Tony Marcos de Souza, de 52 anos, um dos três adultos indiciados por suposta coação de testemunha no caso que investiga a morte do cão Orelha, em Florianópolis, morreu na madrugada desta segunda-feira (13). A informação foi confirmada pela família por meio do advogado Rodrigo Duarte da Silva.
Conforme o advogado, o empresário sofreu um infarto durante a madrugada e não resistiu. Até o momento, não foram divulgadas informações sobre velório e sepultamento.
Indiciado por coação contra porteiro
Tony Marcos era um dos três homens indiciados pela Polícia Civil de Santa Catarina por coação no curso do processo. Os atos teriam sido cometidos contra o porteiro do condomínio onde os adolescentes investigados pela morte do cão residem. Além dele, André Zenha Wieliczka e Marcus Fernando da Silva também foram indiciados no mesmo inquérito.
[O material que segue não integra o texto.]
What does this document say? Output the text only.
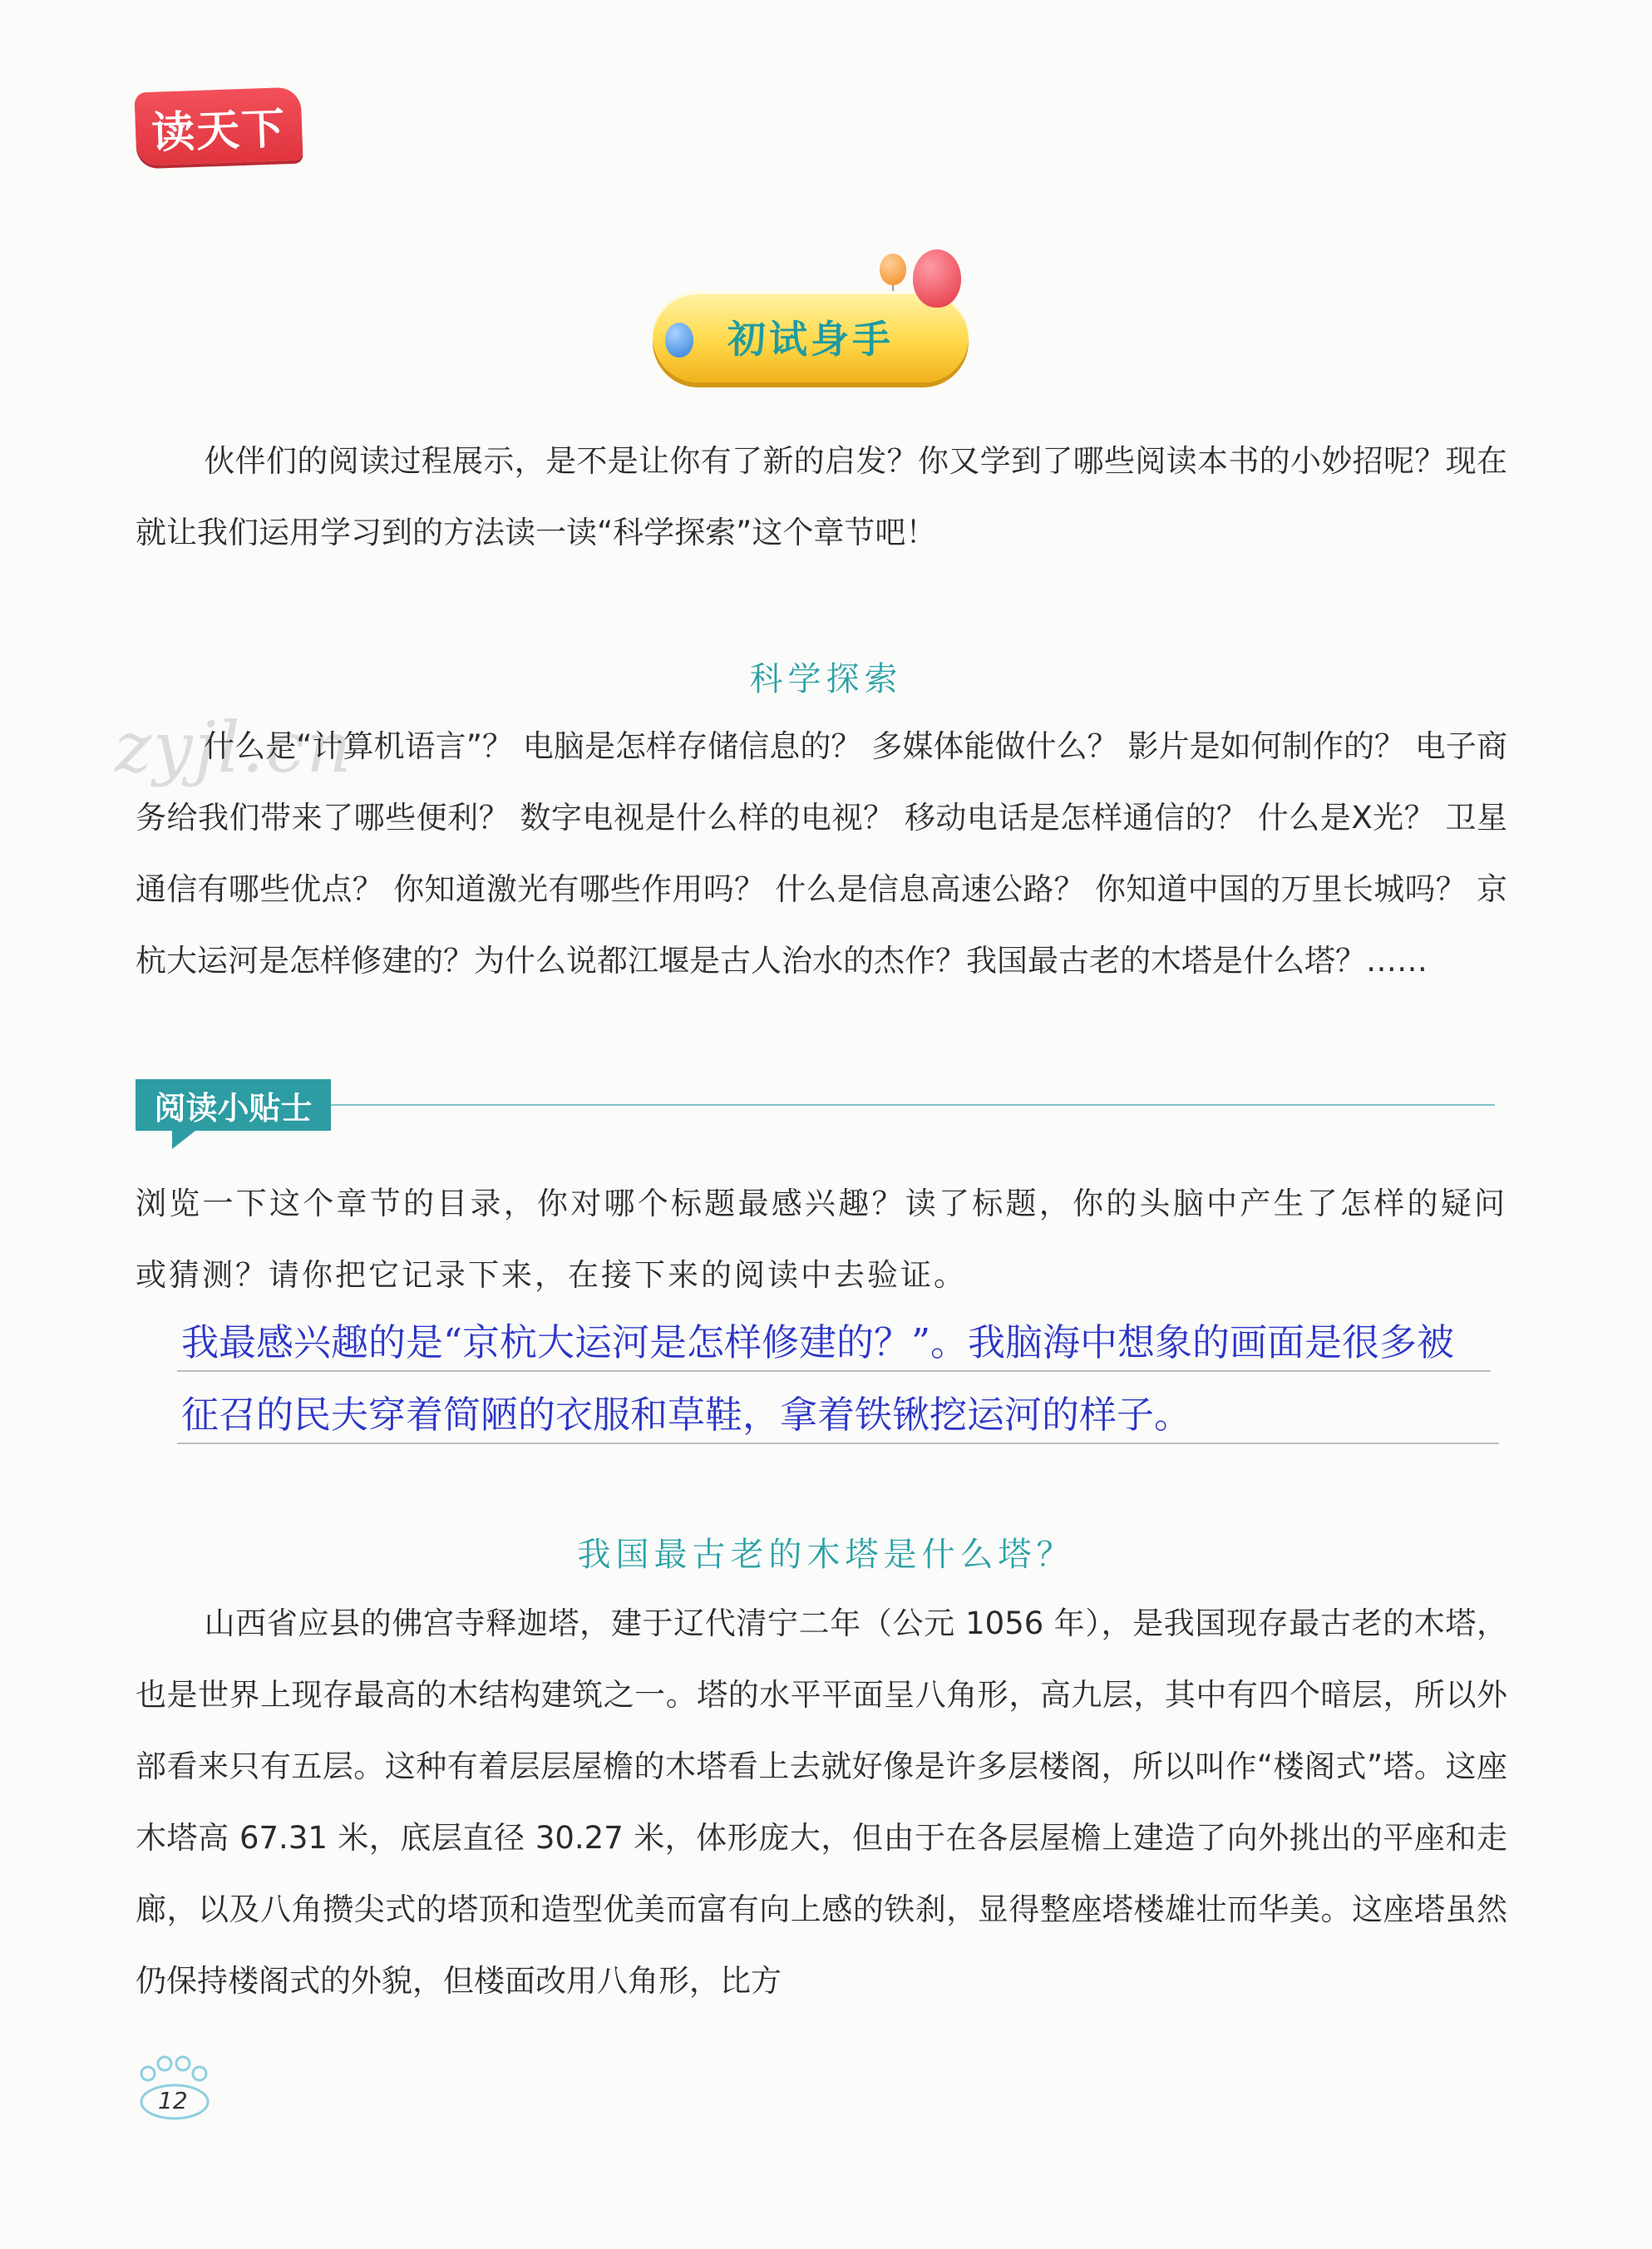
读天下
初试身手

伙伴们的阅读过程展示，是不是让你有了新的启发？你又学到了哪些阅读本书的小妙招呢？现在就让我们运用学习到的方法读一读“科学探索”这个章节吧！

科学探索
zyjl.cn

什么是“计算机语言”？ 电脑是怎样存储信息的？ 多媒体能做什么？ 影片是如何制作的？ 电子商务给我们带来了哪些便利？ 数字电视是什么样的电视？ 移动电话是怎样通信的？ 什么是X光？ 卫星通信有哪些优点？ 你知道激光有哪些作用吗？ 什么是信息高速公路？ 你知道中国的万里长城吗？ 京杭大运河是怎样修建的？为什么说都江堰是古人治水的杰作？我国最古老的木塔是什么塔？……

阅读小贴士

浏览一下这个章节的目录，你对哪个标题最感兴趣？读了标题，你的头脑中产生了怎样的疑问或猜测？请你把它记录下来，在接下来的阅读中去验证。

我最感兴趣的是“京杭大运河是怎样修建的？”。我脑海中想象的画面是很多被
征召的民夫穿着简陋的衣服和草鞋，拿着铁锹挖运河的样子。
我国最古老的木塔是什么塔？

山西省应县的佛宫寺释迦塔，建于辽代清宁二年（公元 1056 年），是我国现存最古老的木塔，也是世界上现存最高的木结构建筑之一。塔的水平平面呈八角形，高九层，其中有四个暗层，所以外部看来只有五层。这种有着层层屋檐的木塔看上去就好像是许多层楼阁，所以叫作“楼阁式”塔。这座木塔高 67.31 米，底层直径 30.27 米，体形庞大，但由于在各层屋檐上建造了向外挑出的平座和走廊，以及八角攒尖式的塔顶和造型优美而富有向上感的铁刹，显得整座塔楼雄壮而华美。这座塔虽然仍保持楼阁式的外貌，但楼面改用八角形，比方

12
A investigação apontou que os três adultos, todos ligados aos adolescentes suspeitos de agredir o animal, teriam tentado intimidar a testemunha e interferir na produção de provas durante o andamento das investigações.
Promotoria declinou do caso
Em janeiro, no dia 29, a 32ª Promotoria de Justiça da Capital, especializada em defesa do meio ambiente, declinou da atribuição para atuar no caso de coação e solicitou a redistribuição a uma Promotoria Criminal comum.
No entendimento preliminar do promotor Fabiano Henrique Garcia, as provas reunidas, incluindo imagens da portaria, vídeos, depoimentos e interrogatórios, demonstraram que os conflitos envolvendo os adultos ocorreram dias após os maus-tratos ao animal e tiveram origem em desentendimentos pessoais e na repercussão de imagens e áudios compartilhados em redes sociais.
Caso Orelha
O caso do cão Orelha teve repercussão nacional após o animal comunitário, que vivia na Praia Brava há cerca de 10 anos, ser agredido na madrugada do dia 4 de janeiro e morrer no dia seguinte, após não resistir aos ferimentos. A Polícia Civil concluiu o inquérito em fevereiro, apontou um adolescente como responsável pelas agressões e solicitou sua internação.
O Ministério Público de Santa Catarina solicitou novas diligências à Polícia Civil na última semana por entender que ainda há lacunas no material reunido. A análise segue sob responsabilidade da 10ª e da 2ª Promotorias de Justiça da Capital. A Justiça adiou a análise do pedido de internação até que todas as diligências sejam concluídas.
Com a morte de Tony Marcos de Souza, o inquérito de coação de testemunha perde um dos réus. O caso segue em investigação.